Posted on 1/27/14 at 11:05 am to
Posted by inadaze
Member since Aug 2010
4865 posts
Posted on 1/27/14 at 11:05 am to
quote:

So the article introduces Spooner by describing him accurately as an abolitionist who opposed the war against the South as unjust. What are you complaining about again?


It's a crafty sentence that introduces Lysander Spooner to the reader in a way that fits the narrative of the article, which is filled with random connections that portray Paul and libertarianism negatively. Look at this:

quote:

Some scholars affiliated with the Mises Institute have combined dark biblical prophecy with apocalyptic warnings that the nation is plunging toward economic collapse and cultural ruin.

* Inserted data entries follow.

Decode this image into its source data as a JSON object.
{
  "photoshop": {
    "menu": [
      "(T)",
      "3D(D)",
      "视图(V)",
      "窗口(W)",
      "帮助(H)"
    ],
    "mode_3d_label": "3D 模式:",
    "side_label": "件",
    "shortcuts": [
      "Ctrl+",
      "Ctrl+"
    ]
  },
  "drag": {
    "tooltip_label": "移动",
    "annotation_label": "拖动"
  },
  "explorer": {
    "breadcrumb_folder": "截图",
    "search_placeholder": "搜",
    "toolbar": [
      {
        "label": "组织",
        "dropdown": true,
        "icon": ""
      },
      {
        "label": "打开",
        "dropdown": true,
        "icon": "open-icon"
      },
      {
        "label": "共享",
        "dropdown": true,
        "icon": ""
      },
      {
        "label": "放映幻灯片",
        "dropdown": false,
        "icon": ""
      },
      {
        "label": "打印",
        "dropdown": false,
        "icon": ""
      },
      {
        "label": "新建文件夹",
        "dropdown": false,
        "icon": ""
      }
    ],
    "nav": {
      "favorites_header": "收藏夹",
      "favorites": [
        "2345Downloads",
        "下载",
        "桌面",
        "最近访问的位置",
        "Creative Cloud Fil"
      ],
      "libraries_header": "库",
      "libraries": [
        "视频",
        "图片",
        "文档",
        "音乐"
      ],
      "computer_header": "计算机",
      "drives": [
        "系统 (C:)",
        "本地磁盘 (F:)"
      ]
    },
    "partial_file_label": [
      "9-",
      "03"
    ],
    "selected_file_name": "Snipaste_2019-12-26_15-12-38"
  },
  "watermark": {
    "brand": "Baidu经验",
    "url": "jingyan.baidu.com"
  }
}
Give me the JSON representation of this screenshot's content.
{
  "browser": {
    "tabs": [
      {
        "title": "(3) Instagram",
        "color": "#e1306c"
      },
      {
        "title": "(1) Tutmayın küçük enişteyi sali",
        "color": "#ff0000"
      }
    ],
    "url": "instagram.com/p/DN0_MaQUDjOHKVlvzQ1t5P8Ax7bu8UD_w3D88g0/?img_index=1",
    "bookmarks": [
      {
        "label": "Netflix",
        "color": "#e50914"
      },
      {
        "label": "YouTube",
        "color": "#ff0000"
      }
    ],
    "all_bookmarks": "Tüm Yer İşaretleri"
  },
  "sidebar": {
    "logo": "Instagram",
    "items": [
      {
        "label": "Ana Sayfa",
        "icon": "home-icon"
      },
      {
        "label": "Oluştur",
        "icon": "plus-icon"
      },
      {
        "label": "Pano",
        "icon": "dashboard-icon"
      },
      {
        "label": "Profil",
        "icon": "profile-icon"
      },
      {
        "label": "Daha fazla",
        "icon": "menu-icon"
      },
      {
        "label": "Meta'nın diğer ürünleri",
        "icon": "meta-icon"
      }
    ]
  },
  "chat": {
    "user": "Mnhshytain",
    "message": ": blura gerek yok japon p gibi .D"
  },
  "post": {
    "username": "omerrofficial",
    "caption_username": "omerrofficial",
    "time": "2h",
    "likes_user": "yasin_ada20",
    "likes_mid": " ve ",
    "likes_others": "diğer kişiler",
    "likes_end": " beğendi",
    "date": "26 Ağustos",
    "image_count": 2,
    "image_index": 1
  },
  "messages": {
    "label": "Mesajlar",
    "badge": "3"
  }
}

Others have championed the Confederacy. One economist, while faulting slavery because it was involuntary, suggested in an interview that the daily life of the enslaved was “not so bad — you pick cotton and sing songs.”


Who are they talking about? It's just random bullshite that they put in there to create a certain narrative.

The majority of the description of Spooner is about his opposition to the Civil War:

quote:

Lysander Spooner, a Massachusetts abolitionist who turned against the North in the Civil War, which he deplored as unjust aggression against the Confederacy.


1 word about his opposition to slavery. It's not inaccurate, but I don't think it's a fair description. The craftsmanship of an intellectual ideologue.

How about this - Lysander Spooner, an individualist anarchist who authored The Unconstitutionality of Slavery in 1845, which argued that slavery violated natural law.

It's much more precise to associate Spooner with his own work, a pamphlet that he wrote more than 15 years before the Civil War, rather than a war that he opposed on principal. Also, look at how they open the paragraph:

quote:

But tucked into Mr. Paul’s lengthy monologue — its 76,000 words would fill a 300-page manuscript — was another narrative, told in a sprinkling of obscure references.


The article shifts from a positive tone to a But, as if he went off on some strange tangent by mentioning Spooner, an intensely moral, principled man ahead of his time.